In general, every country has the language it deserves.
—Jorge Luis Borges (1899–1986) Argentine Writer, Essayist, Poet
The eyes have one language everywhere.
—George Herbert (1593–1633) Welsh Anglican Poet, Orator, Clergyman
Language is the amber in which a thousand precious thoughts have been safely embedded and preserved. It has arrested ten thousand lightning-flashes of genius, which, unless thus fixed and arrested, might have been as bright, but would have also been as quickly passing and perishing as the lightning. Words convey the mental treasures of one period to the generations that follow; and laden with this, their precious freight, they sail safely across gulfs of time in which empires have suffered shipwreck, and the languages of common life have sunk into oblivion.
—Richard Chenevix Trench (1807-86) Irish Prelate, Philologist, Poet
Dance is the hidden language of the soul.
—Martha Graham (1894–1991) American Choreographer
Language is a form of human reason, which has its internal logic of which man knows nothing.
—Claude Levi-Strauss (1908–2009) French Social Anthropologist, Philosopher
The theater, which is in no thing, but makes use of everything — gestures, sounds, words, screams, light, darkness — rediscovers itself at precisely the point where the mind requires a language to express its manifestations. To break through language in order to touch life is to create or recreate the theatre.
—Antonin Artaud (1896–1948) French Actor, Drama Theorist
Language is an archeological vehicle… the language we speak is a whole palimpsest of human effort and history.
—Russell Hoban (1925–2011) American Novelist, Children’s Writer
The limits of my language are the limits of my mind. All I know is what I have words for.
—Ludwig Wittgenstein (1889–1951) Austrian-born British Philosopher
Language is the light of the mind.
—John Stuart Mill (1806–73) English Philosopher, Economist
After all, when you come right down to it, how many people speak the same language even when they speak the same language?
—Russell Hoban (1925–2011) American Novelist, Children’s Writer
Language is the apparel in which your thoughts parade before the public. Never clothe them in vulgar or shoddy attire.
—George W. Crane (1901–95) American Psychologist, Physician
Mastery of language affords remarkable power.
—Frantz Fanon (1925–61) French-Martinique Psychoanalyst, Philosopher
All true language is incomprehensible, like the chatter of a beggar’s teeth.
—Antonin Artaud (1896–1948) French Actor, Drama Theorist
The English language is being augmented every year by about 400 new words. We cannot cope. We are drowning in the plethora. It
—Anthony Burgess (1917–93) English Novelist, Critic, Composer
The downtrodden, who are the great creators of slang.
—Anthony Burgess (1917–93) English Novelist, Critic, Composer
I ascribe a basic importance to the phenomenon of language. To speak means to be in a position to use a certain syntax, to grasp the morphology of this or that language, but it means above all to assume a culture, to support the weight of a civilization.

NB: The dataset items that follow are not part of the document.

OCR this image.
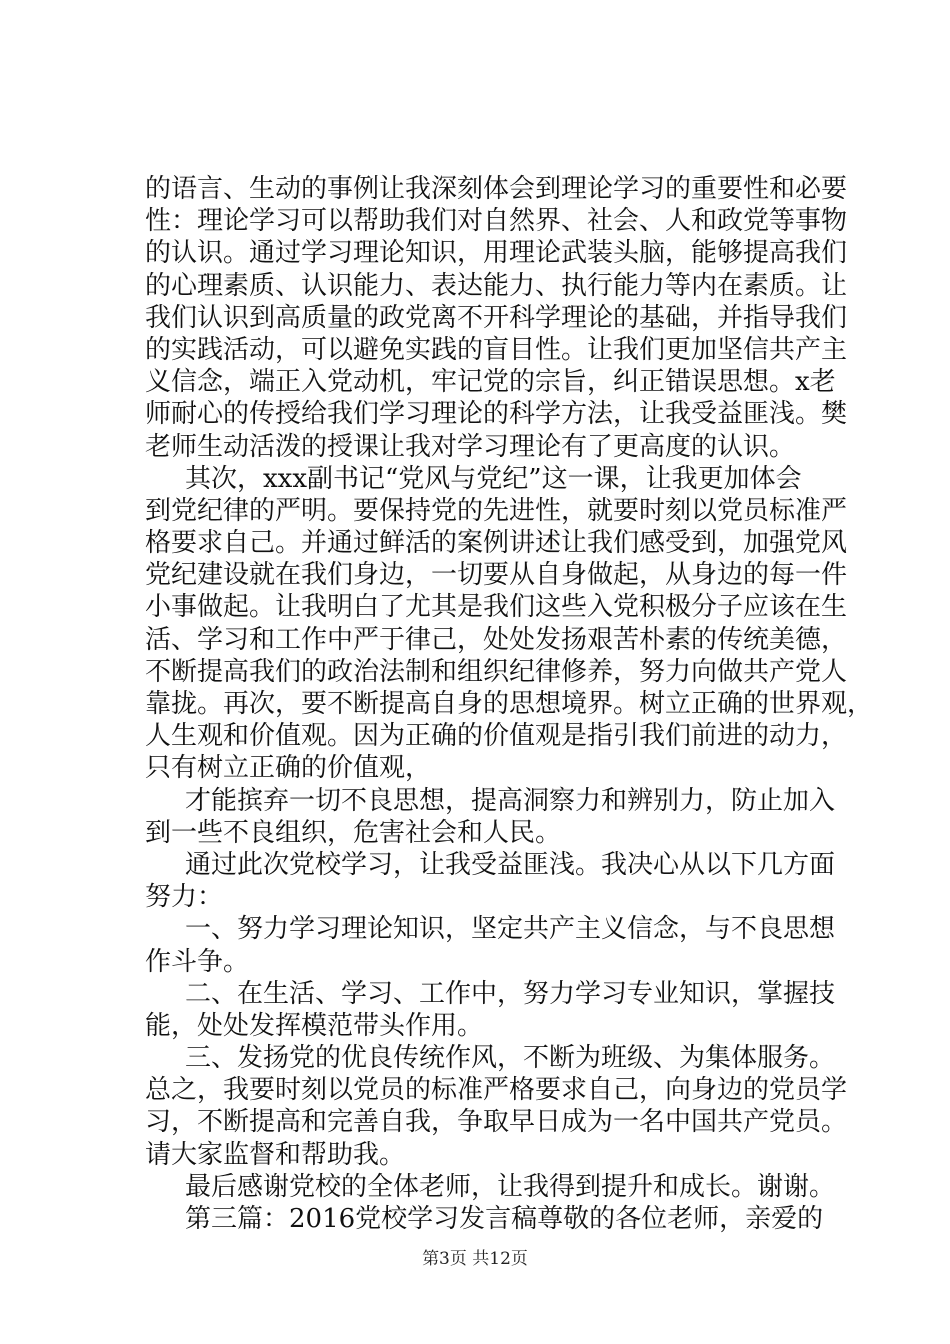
的语言、生动的事例让我深刻体会到理论学习的重要性和必要
性：理论学习可以帮助我们对自然界、社会、人和政党等事物
的认识。通过学习理论知识，用理论武装头脑，能够提高我们
的心理素质、认识能力、表达能力、执行能力等内在素质。让
我们认识到高质量的政党离不开科学理论的基础，并指导我们
的实践活动，可以避免实践的盲目性。让我们更加坚信共产主
义信念，端正入党动机，牢记党的宗旨，纠正错误思想。x老
师耐心的传授给我们学习理论的科学方法，让我受益匪浅。樊
老师生动活泼的授课让我对学习理论有了更高度的认识。
其次，xxx副书记“党风与党纪”这一课，让我更加体会
到党纪律的严明。要保持党的先进性，就要时刻以党员标准严
格要求自己。并通过鲜活的案例讲述让我们感受到，加强党风
党纪建设就在我们身边，一切要从自身做起，从身边的每一件
小事做起。让我明白了尤其是我们这些入党积极分子应该在生
活、学习和工作中严于律己，处处发扬艰苦朴素的传统美德，
不断提高我们的政治法制和组织纪律修养，努力向做共产党人
靠拢。再次，要不断提高自身的思想境界。树立正确的世界观，
人生观和价值观。因为正确的价值观是指引我们前进的动力，
只有树立正确的价值观，
才能摈弃一切不良思想，提高洞察力和辨别力，防止加入
到一些不良组织，危害社会和人民。
通过此次党校学习，让我受益匪浅。我决心从以下几方面
努力：
一、努力学习理论知识，坚定共产主义信念，与不良思想
作斗争。
二、在生活、学习、工作中，努力学习专业知识，掌握技
能，处处发挥模范带头作用。
三、发扬党的优良传统作风，不断为班级、为集体服务。
总之，我要时刻以党员的标准严格要求自己，向身边的党员学
习，不断提高和完善自我，争取早日成为一名中国共产党员。
请大家监督和帮助我。
最后感谢党校的全体老师，让我得到提升和成长。谢谢。
第三篇：2016党校学习发言稿尊敬的各位老师，亲爱的
第3页 共12页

—Frantz Fanon (1925–61) French-Martinique Psychoanalyst, Philosopher
There is in every child a painstaking teacher, so skilful that he obtains identical results in all children in all parts of the world. The only language men ever speak perfectly is the one they learn in babyhood, when no one can teach them anything!
—Maria Montessori (1870–1952) Italian Physician, Educator
A different language is a different vision of life.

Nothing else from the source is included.